Monday, March 17, 2014

Malaysia Flight 370

I guess it's time I weighed in on this thing.  I'm going to start with "I have no idea where it is and am not going to speculate."  I do, however, have a few issues with how it's being handled.  First of all, Malaysia's PM needs to be slapped into consciousness and maybe he can be of some help in all of this.  Second, I'm going to get into why I don't accept that an airliner can just disappear.  You may disagree with me now, but read on.

I'm certainly not a high tech computer whiz, but I know something of today's technology.  I know we have the ability to sense when a car goes into a ditch.  OnStar will immediately ask how you are and dispatch an ambulance.  I don't know if this is cell towers or satellite, but it doesn't matter.  It's probably satellite, and check them out...
That's just the close ones.  They go out quite a ways.  I don't have an I-Phone but I know if it's lost or stolen, it can be tracked and located at least up to the point at which it was reprogrammed.  I saw someone arrogantly attempt to insult someone on a news board the other day, someone who said "Nothing, especially an airliner, should be unfindable". I tend to agree.  Anyone who says "Ok, lose your I-Phone in the middle of the Indian Ocean, and see how easy it is to find",  I say take a look at what scientific research is doing and you should have been making this a part of your business since it was invented.  I think we're already implanting our children with GPS locators, and I bet if they were somewhere in the Indian Ocean, they'd be found.  Just like anything else, large or small. 

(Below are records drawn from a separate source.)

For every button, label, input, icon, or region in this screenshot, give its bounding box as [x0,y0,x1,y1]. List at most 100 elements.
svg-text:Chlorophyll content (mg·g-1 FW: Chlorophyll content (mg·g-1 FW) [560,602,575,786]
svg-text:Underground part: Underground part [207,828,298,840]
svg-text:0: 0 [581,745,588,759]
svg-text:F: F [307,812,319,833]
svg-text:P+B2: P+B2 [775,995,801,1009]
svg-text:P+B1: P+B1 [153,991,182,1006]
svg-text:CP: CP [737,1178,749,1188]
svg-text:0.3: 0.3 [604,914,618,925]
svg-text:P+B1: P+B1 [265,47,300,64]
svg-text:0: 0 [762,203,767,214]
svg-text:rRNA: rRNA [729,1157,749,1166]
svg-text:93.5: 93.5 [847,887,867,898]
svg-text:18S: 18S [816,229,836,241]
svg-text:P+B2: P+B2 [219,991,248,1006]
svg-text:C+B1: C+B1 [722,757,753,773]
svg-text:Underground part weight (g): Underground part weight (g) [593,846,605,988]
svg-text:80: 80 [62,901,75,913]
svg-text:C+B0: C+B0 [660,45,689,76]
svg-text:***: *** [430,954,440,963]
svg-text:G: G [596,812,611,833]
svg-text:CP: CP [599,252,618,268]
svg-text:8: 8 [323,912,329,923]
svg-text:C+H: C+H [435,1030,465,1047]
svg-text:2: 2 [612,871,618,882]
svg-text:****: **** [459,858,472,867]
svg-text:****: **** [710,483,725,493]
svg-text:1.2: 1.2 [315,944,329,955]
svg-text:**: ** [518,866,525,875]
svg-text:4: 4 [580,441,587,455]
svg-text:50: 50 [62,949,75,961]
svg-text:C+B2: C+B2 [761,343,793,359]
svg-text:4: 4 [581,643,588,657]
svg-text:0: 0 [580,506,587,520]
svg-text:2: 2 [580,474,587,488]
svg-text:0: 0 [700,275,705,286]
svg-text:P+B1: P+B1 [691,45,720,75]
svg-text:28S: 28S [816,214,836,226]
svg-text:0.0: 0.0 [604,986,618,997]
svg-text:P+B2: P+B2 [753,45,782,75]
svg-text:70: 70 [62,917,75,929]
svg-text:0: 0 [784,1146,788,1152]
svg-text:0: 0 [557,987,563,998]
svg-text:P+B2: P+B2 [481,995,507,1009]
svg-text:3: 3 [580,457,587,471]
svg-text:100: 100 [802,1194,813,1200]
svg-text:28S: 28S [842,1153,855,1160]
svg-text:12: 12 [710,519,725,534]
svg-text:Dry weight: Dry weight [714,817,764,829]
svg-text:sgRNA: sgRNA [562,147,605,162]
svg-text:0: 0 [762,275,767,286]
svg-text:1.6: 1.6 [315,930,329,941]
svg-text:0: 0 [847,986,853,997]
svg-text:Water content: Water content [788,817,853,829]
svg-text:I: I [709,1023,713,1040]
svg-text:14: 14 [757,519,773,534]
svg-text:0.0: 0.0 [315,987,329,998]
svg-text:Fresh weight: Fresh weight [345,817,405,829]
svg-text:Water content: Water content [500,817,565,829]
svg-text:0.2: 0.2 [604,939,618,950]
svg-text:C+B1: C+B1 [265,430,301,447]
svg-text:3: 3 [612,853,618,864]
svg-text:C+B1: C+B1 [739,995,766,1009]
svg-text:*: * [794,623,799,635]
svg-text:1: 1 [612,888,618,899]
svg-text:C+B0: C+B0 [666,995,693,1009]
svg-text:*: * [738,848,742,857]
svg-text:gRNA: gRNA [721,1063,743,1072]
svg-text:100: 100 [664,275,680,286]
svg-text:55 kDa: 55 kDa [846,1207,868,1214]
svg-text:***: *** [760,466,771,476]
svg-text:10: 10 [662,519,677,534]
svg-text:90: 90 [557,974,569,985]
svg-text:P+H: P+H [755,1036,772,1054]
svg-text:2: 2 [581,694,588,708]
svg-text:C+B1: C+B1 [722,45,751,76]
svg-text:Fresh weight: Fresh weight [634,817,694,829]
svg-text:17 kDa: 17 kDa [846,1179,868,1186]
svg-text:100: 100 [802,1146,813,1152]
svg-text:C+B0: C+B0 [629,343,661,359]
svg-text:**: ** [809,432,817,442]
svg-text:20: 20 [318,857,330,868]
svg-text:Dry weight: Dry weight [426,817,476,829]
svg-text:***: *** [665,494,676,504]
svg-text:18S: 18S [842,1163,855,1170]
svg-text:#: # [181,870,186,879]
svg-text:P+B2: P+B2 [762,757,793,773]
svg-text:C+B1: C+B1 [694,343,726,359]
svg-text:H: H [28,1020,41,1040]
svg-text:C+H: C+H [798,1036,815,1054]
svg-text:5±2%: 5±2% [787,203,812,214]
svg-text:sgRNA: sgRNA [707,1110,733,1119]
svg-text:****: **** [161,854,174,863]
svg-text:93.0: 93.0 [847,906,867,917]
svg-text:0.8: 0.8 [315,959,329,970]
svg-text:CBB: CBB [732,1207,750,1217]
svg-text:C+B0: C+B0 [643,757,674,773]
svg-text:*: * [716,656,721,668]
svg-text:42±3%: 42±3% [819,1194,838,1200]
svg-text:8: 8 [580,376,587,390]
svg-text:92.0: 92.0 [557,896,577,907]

A year or so ago I saw this article on a particular great white shark, Mary Lee.  I added the app to my android.  It tracks this shark's (and a lot of other sharks) every movement.  It's a tag about six inches long that gets stuck by the dorsal fin.  Just for the heck of it I've been following this shark.  Any reason why EVERY jet on the planet can't have a little transponder like this thing we stick into the backs of sharks?  REALLY?!
Click on any image to get the full size.  I really don't think that anything should be unfindable on this planet considering how many satellites are out there watching what's going on.  I think the only way any "wreckage" from this plane will be visible if it crashed into the ocean.  There's a chance the pilot landed it softly, and the plane sunk in pretty much one piece.  In that case, we'll never know, at least not in this lifetime.  Some day we'll map the entire ocean floor and find it, but that's a long time off.  Either that or it flew into enemy hands, seen by northern radar, but they'll never tell us.  Do this a few times and watch how it affects worldwide plane travel. 

All these things considered, I come back to the fact that if we can track Cadillacs, I-Phones and sharks, then why not passenger jets?